In topological spaces are there at least two equivalent ways to define the closure of a set?

Question

Let $(X, F)$ be an arbitrary topological space and $Y$ be a subset of $X$.
Are the following sets always the same?
$Y_1$ $:=$ the set of all adherent point of $Y$.
$Y_2$ $:=$ the intersection of all closed subsets of X containing $Y$.

Answer 1

Yes these are always the same.

Suppose $Y_1$ is the set of adherent points of $Y$. If $x \notin Y_1$, there is an open set $O_x$ that contains $x$ and that does not intersect $Y$ (this is what the negation of being an adherence point comes down to). Note that all points of $O_x$ are in fact not an adherence point of $Y$ as well: the same $O_x$ works for them too. So $O_x \subseteq X\setminus Y_1$.

So $\bigcup \{O_x: x \in X\setminus Y_1\} = X\setminus Y_1$ (we just showed the left to right inclusion, the other one is obvious), and so $X\setminus Y_1$ is open (as a union of the open sets $O_x$) and so $Y_1$ is closed.

So $Y_2 \subseteq Y_1$ as $Y_1$ is one of the closed sets that contain $Y$ (as we just saw) that we are taking the intersection of to define $Y_2$.

In the other hand, if $x \notin Y_2$, this means there is some closed set $F$ with $Y \subseteq F$ so that $x \notin F$ (this is what not being in the intersection defining $Y_2$ means). But then $X \setminus F$ is an open set that contains $x$ and that misses $Y$ (as $Y \subseteq F$, $X\setminus F \subseteq X\setminus Y$) and so $x$ is not an adherent point of $Y$. So $X\setminus Y_2 \subseteq X\setminus Y_1$ or $Y_1 \subseteq Y_2$.
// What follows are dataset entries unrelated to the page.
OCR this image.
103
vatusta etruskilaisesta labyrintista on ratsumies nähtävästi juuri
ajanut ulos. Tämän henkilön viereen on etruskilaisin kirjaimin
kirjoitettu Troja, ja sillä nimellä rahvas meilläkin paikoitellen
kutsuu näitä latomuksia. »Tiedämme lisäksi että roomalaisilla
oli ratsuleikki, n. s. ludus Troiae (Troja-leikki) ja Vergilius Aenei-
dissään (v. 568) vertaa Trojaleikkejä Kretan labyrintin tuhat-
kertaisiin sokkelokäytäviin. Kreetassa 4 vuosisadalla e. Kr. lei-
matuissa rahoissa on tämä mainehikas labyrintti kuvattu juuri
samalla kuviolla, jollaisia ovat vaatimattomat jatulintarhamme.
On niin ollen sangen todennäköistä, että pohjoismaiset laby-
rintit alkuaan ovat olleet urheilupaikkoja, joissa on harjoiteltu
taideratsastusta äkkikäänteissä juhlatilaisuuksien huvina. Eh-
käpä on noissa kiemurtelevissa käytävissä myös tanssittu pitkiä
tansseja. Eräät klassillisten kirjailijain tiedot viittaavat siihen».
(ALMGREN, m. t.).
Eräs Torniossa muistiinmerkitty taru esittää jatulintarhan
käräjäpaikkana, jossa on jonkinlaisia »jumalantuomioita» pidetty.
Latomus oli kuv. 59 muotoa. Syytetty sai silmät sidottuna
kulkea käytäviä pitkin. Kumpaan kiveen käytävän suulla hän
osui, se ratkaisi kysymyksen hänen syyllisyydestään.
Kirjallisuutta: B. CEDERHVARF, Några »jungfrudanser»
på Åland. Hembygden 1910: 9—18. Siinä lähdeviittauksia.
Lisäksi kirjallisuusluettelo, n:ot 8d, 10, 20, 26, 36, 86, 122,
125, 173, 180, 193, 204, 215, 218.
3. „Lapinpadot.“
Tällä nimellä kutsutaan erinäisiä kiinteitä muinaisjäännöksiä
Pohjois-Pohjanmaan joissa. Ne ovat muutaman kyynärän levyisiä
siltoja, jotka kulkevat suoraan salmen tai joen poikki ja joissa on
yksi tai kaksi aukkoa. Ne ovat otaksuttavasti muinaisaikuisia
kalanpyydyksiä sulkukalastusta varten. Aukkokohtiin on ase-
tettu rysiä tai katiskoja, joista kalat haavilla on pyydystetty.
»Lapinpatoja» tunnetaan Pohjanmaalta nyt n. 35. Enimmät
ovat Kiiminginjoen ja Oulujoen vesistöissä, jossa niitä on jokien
Both inclusions together imply equality.

Answer 2

In my opinion one should use $$\overline{Y} = \bigcap_{C \subset X \text{ closed with } Y \subset C} C$$ as the definition of the closure. This makes clear that $\overline{Y}$ is the smallest closed set containing $Y$.

Then

$\overline{Y}$ = set of all adherent points of $Y$

can be regarded as a theorem (which was proved in Henno Brandsma's answer), but if you absolutely want you can also use it as an alternative definition.